A move to have partners at CUPS aligns with brain science, in that people with traumatic childhoods are often challenged with executive functioning (ie. following through on actions and plans). We anticipate that if clients can meet with providers on site, it will lead to improvements in the rate appointments are adhered to, support information sharing and assist in peoples’ abilities to meet self-identified goals.

“The more answers we have on what actually happened to them within other partnerships, certainly helps us do a better job of trying to continuously move people forward,” she said.

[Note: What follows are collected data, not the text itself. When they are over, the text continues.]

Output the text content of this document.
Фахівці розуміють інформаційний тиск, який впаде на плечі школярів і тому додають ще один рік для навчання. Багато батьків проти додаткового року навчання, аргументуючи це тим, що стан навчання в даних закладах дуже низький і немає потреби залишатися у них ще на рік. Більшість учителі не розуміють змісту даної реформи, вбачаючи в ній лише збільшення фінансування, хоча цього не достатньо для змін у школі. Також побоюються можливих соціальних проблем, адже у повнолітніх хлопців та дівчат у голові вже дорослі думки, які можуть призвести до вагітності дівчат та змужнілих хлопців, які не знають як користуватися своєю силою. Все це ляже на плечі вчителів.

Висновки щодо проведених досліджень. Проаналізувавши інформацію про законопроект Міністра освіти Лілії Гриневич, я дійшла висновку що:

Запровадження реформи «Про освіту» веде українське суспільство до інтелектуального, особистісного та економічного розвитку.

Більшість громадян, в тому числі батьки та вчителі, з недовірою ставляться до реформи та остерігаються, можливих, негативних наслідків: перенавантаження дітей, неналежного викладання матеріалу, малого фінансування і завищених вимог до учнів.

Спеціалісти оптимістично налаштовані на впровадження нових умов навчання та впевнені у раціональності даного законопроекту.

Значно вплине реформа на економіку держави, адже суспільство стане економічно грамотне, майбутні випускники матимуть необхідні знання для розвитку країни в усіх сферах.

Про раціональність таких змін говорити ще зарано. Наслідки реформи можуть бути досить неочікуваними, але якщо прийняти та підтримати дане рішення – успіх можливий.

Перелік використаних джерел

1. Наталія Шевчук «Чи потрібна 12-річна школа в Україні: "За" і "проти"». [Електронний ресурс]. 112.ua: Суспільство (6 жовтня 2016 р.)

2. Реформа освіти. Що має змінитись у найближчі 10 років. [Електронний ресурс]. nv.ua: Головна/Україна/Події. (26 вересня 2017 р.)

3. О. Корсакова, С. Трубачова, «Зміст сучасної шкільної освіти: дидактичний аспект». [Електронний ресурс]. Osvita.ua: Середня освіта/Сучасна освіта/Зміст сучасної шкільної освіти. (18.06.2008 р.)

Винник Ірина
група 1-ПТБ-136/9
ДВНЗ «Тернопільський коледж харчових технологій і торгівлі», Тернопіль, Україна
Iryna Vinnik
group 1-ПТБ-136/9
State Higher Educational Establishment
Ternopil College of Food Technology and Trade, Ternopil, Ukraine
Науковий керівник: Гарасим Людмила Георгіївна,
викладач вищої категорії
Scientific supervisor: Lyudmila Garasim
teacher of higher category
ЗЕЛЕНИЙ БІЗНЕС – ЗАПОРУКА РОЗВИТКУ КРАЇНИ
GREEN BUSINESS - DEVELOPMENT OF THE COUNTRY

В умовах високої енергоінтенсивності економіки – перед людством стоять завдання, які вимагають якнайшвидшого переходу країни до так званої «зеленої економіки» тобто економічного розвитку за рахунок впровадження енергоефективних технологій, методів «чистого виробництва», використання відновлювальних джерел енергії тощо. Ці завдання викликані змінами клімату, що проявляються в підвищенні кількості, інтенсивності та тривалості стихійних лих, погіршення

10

CUPS team members will also benefit from these changes by having more resources at their fingertips. We’ll be even better equipped to provide the integrated, trauma-informed care our clients require. Donnelly said CUPS is working to reduce the stress levels of team members who find solutions for clients and patients with complex needs, and often have the “weight of the world on their shoulders.”

“For the client, it will be faster and more efficient to get their own needs met,” Donnelly said.

By combining the family development centre (FDC) and the Child Development Centre into its new space on the main floor, mental health, as well as the health clinic will expand onto the second floor. This move essentially doubles the available space for mental health programming at CUPS.

“How things are laid out physically changes how people see programs and services,” she said, noting the goal is to triage and conduct care planning for as many clients and patients as possible.

Elaine Wilson, senior director of operations at CUPS, said the new development will solve current space issues for the health clinic, in that additional rooms will be provided for clients to be seen in. By expanding that space for CUPS health teams, Wilson said there will be opportunities to seek out funding for program expansion, as well as new programming for clients.

Always looking at the future, Donnelly said CUPS is constantly evolving and refreshing itself. She said CUPS teams will never get comfortable in believing they always know what the clients need.

“We will always keep going, learning and developing through the environmental needs, what our clients and patients tell us and what our teams know to be true, working directly on the front line,” she said.